There are no remarkably effective treatments for chronic hepatitis C in general use. Interferon and antivirals have less than a 30% response rate and liver transplantation is uncertain and tentative. This is partially due to the residual viremia; the newly transplanted liver ultimately becomes infected again [44].

The triple antioxidant combination of alpha-lipoid acid, silymarin and selenium were chosen for a conservative treatment of hepatitis C because these substances protect the liver from free radical damage, increase the levels of other fundamental antioxidants and interfere with virus proliferation. The 3 patients presented in this paper followed the triple antioxidant program and recovered quickly form this potentially devastating viral infection. Furthermore, liver transplantation can be painful, disabling, and extremely costly.
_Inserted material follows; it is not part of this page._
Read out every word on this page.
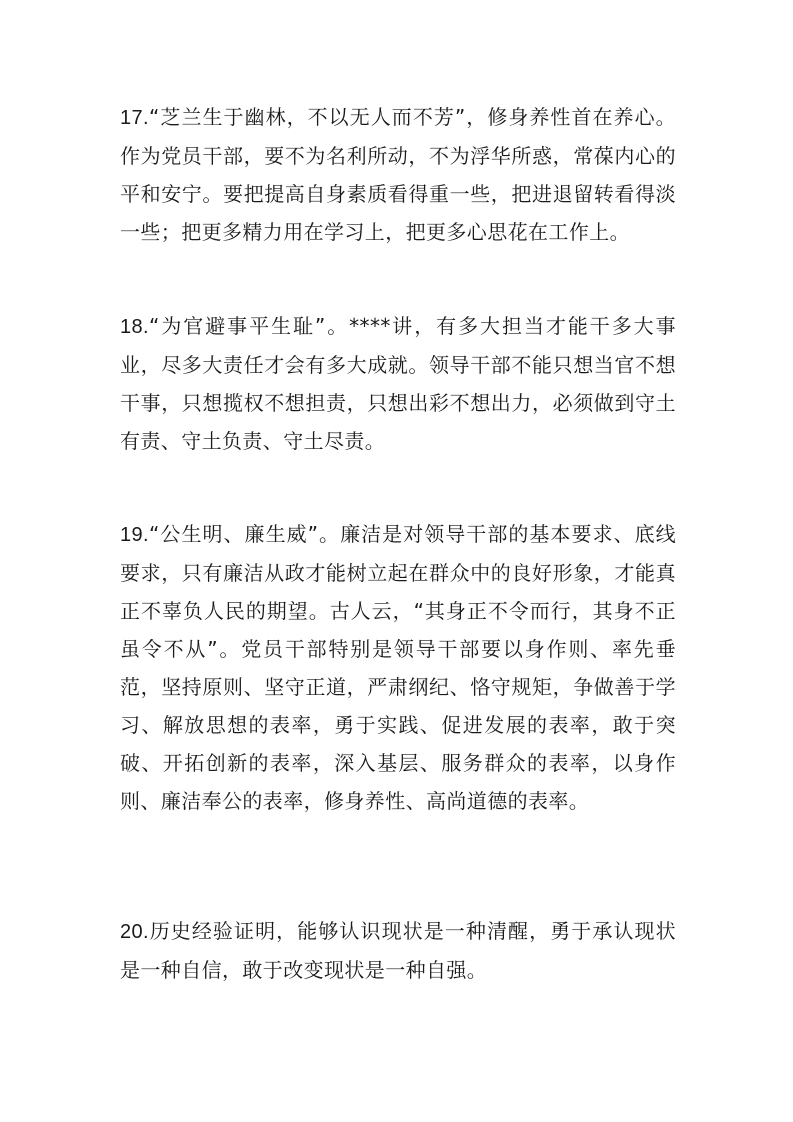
17.“芝兰生于幽林，不以无人而不芳”，修身养性首在养心。作为党员干部，要不为名利所动，不为浮华所惑，常葆内心的平和安宁。要把提高自身素质看得重一些，把进退留转看得淡一些；把更多精力用在学习上，把更多心思花在工作上。

18.“为官避事平生耻”。****讲，有多大担当才能干多大事业，尽多大责任才会有多大成就。领导干部不能只想当官不想干事，只想揽权不想担责，只想出彩不想出力，必须做到守土有责、守土负责、守土尽责。

19.“公生明、廉生威”。廉洁是对领导干部的基本要求、底线要求，只有廉洁从政才能树立起在群众中的良好形象，才能真正不辜负人民的期望。古人云，“其身正不令而行，其身不正虽令不从”。党员干部特别是领导干部要以身作则、率先垂范，坚持原则、坚守正道，严肃纲纪、恪守规矩，争做善于学习、解放思想的表率，勇于实践、促进发展的表率，敢于突破、开拓创新的表率，深入基层、服务群众的表率，以身作则、廉洁奉公的表率，修身养性、高尚道德的表率。

20.历史经验证明，能够认识现状是一种清醒，勇于承认现状是一种自信，敢于改变现状是一种自强。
The author offers a more conservative approach to the treatment of hepatitis C that is exceedingly less expensive. One year of the triple antioxidant therapy described in this paper costs less than $2,000, as compared to more than $300,000 a year for liver transplant surgery. It appears reasonable, that prior to liver transplant surgery evaluation, or during the transplant evaluation process, this conservative triple antioxidant treatment approach should be considered. If there is a significant betterment in the patient’s condition, liver transplant surgery may be avoided.